Wednesday, September 16, 2020

Predictive Programming of Mad Max?


 


Reflections on a video game post Pandemic.


I can’t say I am totally sold on predictive programming as an influencer of future events.  I don’t understand the underlying mechanics of how it could work.  I view it mainly as coincidence.  For example, before the Titanic sank someone wrote a novel about a ship that strikes an iceberg and sinks.  The mind can create a multitude of scenarios which can develop from fiction to reality given enough time.  The Titanic example is not illustrative of cause and effect.  One can muse about ships sinking in a variety of ways.  Can an interjection of a Meme grow and then birth into an event?  Some believe that this is possible.  


Mad Max is known as one of the better video games from a movie, 2015’s Mad Max: Fury Road.  The video game plot is vastly different from the movie where Max (Tom Hardy) plays as a supporting character to Charlize Theron’s lead.  Even after 5 years the graphics are very well done.  

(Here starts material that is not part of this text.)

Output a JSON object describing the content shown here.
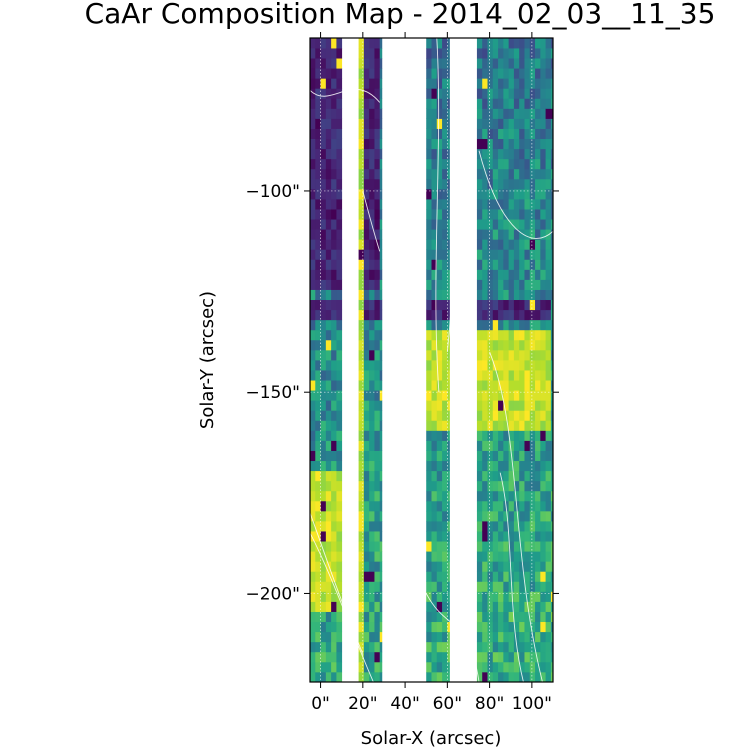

It is, however, noticeable how far reaching the developers of Mad Max were in the back story regarding the collapse of civilization and law and order.  Released in 2015 in support of the movie, Max’s story the oceans and waterways of the world dried up (no reason given) resulting in the demise of civilization and the division of society into fiefdoms of warlords.  In fact many incidents of this fictional collapse mimic events going on in the United States in 2020. 


As seen from the screenshot above, one of the things to collect in the game are historical artifacts which are basically grainy photos with messages on the back.  These artifacts serve as the backstory for the apocalypse.  In them we see things happening that are similar to 2020.  Riots, protests, police cars being burned, epidemics, destruction of property, random killings and mass exodus from the cities.  

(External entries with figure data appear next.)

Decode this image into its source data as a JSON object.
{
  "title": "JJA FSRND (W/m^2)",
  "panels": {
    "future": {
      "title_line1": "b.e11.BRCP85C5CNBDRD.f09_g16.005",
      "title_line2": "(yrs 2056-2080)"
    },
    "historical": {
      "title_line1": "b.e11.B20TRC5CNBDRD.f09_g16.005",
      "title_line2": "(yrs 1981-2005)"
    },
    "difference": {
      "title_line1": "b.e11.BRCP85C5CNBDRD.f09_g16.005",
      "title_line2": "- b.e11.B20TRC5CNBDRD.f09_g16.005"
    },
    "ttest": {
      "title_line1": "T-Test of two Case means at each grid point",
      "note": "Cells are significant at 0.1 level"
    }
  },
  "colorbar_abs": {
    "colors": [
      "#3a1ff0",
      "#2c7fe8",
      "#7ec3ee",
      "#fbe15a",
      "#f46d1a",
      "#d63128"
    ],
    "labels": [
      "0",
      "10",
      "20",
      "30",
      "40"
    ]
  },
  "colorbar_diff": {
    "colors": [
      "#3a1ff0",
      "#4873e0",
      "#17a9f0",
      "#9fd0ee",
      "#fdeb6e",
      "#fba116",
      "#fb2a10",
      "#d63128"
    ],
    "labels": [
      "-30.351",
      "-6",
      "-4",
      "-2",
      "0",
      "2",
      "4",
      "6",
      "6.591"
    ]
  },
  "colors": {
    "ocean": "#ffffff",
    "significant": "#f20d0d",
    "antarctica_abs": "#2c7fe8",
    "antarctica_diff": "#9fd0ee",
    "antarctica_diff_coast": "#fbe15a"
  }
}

What is not happening now is cannibalism, eating pets, military arrests (except outside of the USA), people forced into camps, military police making arrests and the loss of the internet.  But is that the predictive future?  Time will tell.


Some of the backstories are poignant.   One is a card from a boyfriend to his girlfriend telling her he is taking his parents to his uncle’s farm.  As he tells her in parting, “It’s not about love…it’s about survival.”  The mass migration from the cities to the country is a recurring theme, one of fleeing to safety.  Ultimately, the bad guys have the same idea.  In the end there is no safe place.  The same applies to bunkers.  Eventually the rabble finds a way into the bunkers as well.  


One telling comment by Max is how little people realized when the waters started receding that the end of all things had started.  Life went on as usual.  An analogy for 2020? The current unrest started as protests that as events unraveled have gotten increasingly darker with businesses ransacked and then burned to the ground, targeted killings and assaults.  Revolution is in the air.  Yet the media is telling how we can return to a normal life and how the economy is on the rebound.


We are being told how life can return to normal if everyone gets a vaccine.  As if that will change anything.  We have experienced a year of world wide pandemic, shortages, political division, riots, street violence, lockdowns and arrests for normal activities that would normally never be considered crimes.  The epidemic has left the democratic countries of the world in a semi-police state founded on the orders of government health agencies, doctors and scientists.  Of all of the books written on the rise of tyranny, from actual historical events to novels, no one envisioned this type of dystopian scenario. 


So is Mad Max the video game being predictive?  Right now it seems more of a coincidence and the developers have a good grasp of the histories of societal collapse due to a catastrophic event.  On the other hand, some predictive programming can be no more than a revealing of truth via fiction—i.e., novels, TV programs, movies, etc.